British Prime Minister David Cameron in a separate press briefing said: "On Syria - it is an appalling situation - 5,000 killed, 400 children murdered."
He added: "It is time for all the members of the UN Security Council to live up to their responsibilities instead of shielding those who have blood on their hands."
The statements - tacked onto an event devoted to the euro crisis - come on the eve of a UNSC debate in New York on an EU-and-Arab-League-backed resolution.
The draft text says Assad should hand over power to a unity government in two months' time and hold democratic elections in a process overseen by the league, a 22-member regional body based in Cairo. It adds that he should be "held accountable" under international law and that Russia should stop selling him weapons.

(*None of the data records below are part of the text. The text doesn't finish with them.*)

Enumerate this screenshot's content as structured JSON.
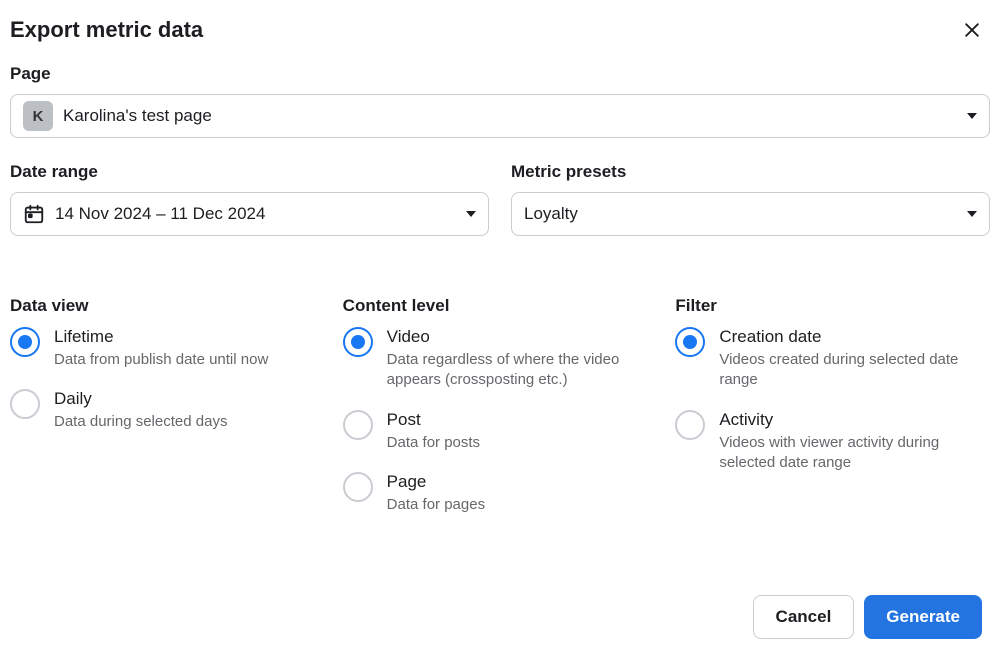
{
  "header": {
    "title": "Export metric data"
  },
  "page_field": {
    "label": "Page",
    "avatar_letter": "K",
    "value": "Karolina's test page"
  },
  "date_range_field": {
    "label": "Date range",
    "value": "14 Nov 2024 – 11 Dec 2024"
  },
  "metric_presets_field": {
    "label": "Metric presets",
    "value": "Loyalty"
  },
  "data_view": {
    "label": "Data view",
    "options": [
      {
        "label": "Lifetime",
        "desc": "Data from publish date until now",
        "selected": true
      },
      {
        "label": "Daily",
        "desc": "Data during selected days",
        "selected": false
      }
    ]
  },
  "content_level": {
    "label": "Content level",
    "options": [
      {
        "label": "Video",
        "desc": "Data regardless of where the video appears (crossposting etc.)",
        "selected": true
      },
      {
        "label": "Post",
        "desc": "Data for posts",
        "selected": false
      },
      {
        "label": "Page",
        "desc": "Data for pages",
        "selected": false
      }
    ]
  },
  "filter": {
    "label": "Filter",
    "options": [
      {
        "label": "Creation date",
        "desc": "Videos created during selected date range",
        "selected": true
      },
      {
        "label": "Activity",
        "desc": "Videos with viewer activity during selected date range",
        "selected": false
      }
    ]
  },
  "footer": {
    "cancel_label": "Cancel",
    "generate_label": "Generate"
  }
}
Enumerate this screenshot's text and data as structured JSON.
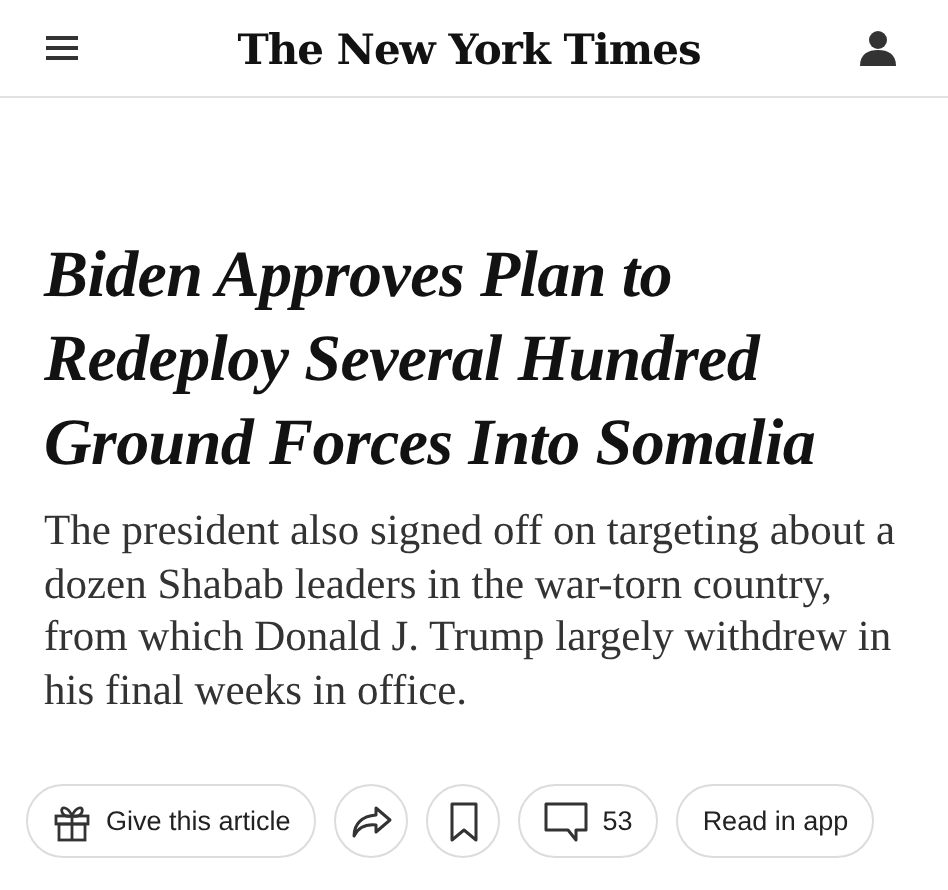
{
  "header": {
    "logo": "The New York Times"
  },
  "article": {
    "headline": "Biden Approves Plan to Redeploy Several Hundred Ground Forces Into Somalia",
    "summary": "The president also signed off on targeting about a dozen Shabab leaders in the war-torn country, from which Donald J. Trump largely withdrew in his final weeks in office."
  },
  "actions": [
    {
      "kind": "gift",
      "label": "Give this article"
    },
    {
      "kind": "share"
    },
    {
      "kind": "bookmark"
    },
    {
      "kind": "comments",
      "label": "53"
    },
    {
      "kind": "text",
      "label": "Read in app"
    }
  ]
}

It makes no reference to a clause from a previous Russian draft resolution "ruling out any military intervention from the outside."
Russia has repeatedly warned that it will veto the new resolution if it goes to a vote.
Its deputy foreign minister Gennady Gatilov on Monday told the Interfax news agency it "cannot be supported by us" and "leaves open the possibility of intervention in Syrian affairs."
Ten out of the 15 UNSC members - including France, Germany, Portugal, the UK and US - do support the document, according to France.
The text needs nine positive votes and no vetoes to get through.
For her part, US secretary of state Hilary Clinton said in a communique that: "The longer the Assad regime continues its attacks on the Syrian people and stands in the way of a peaceful transition, the greater the concern that instability will escalate."
The US ambassador to the UN, Susan Rice tweeted: "Violence over the weekend in Syria reaffirms the importance of tomorrow's UNSC meeting."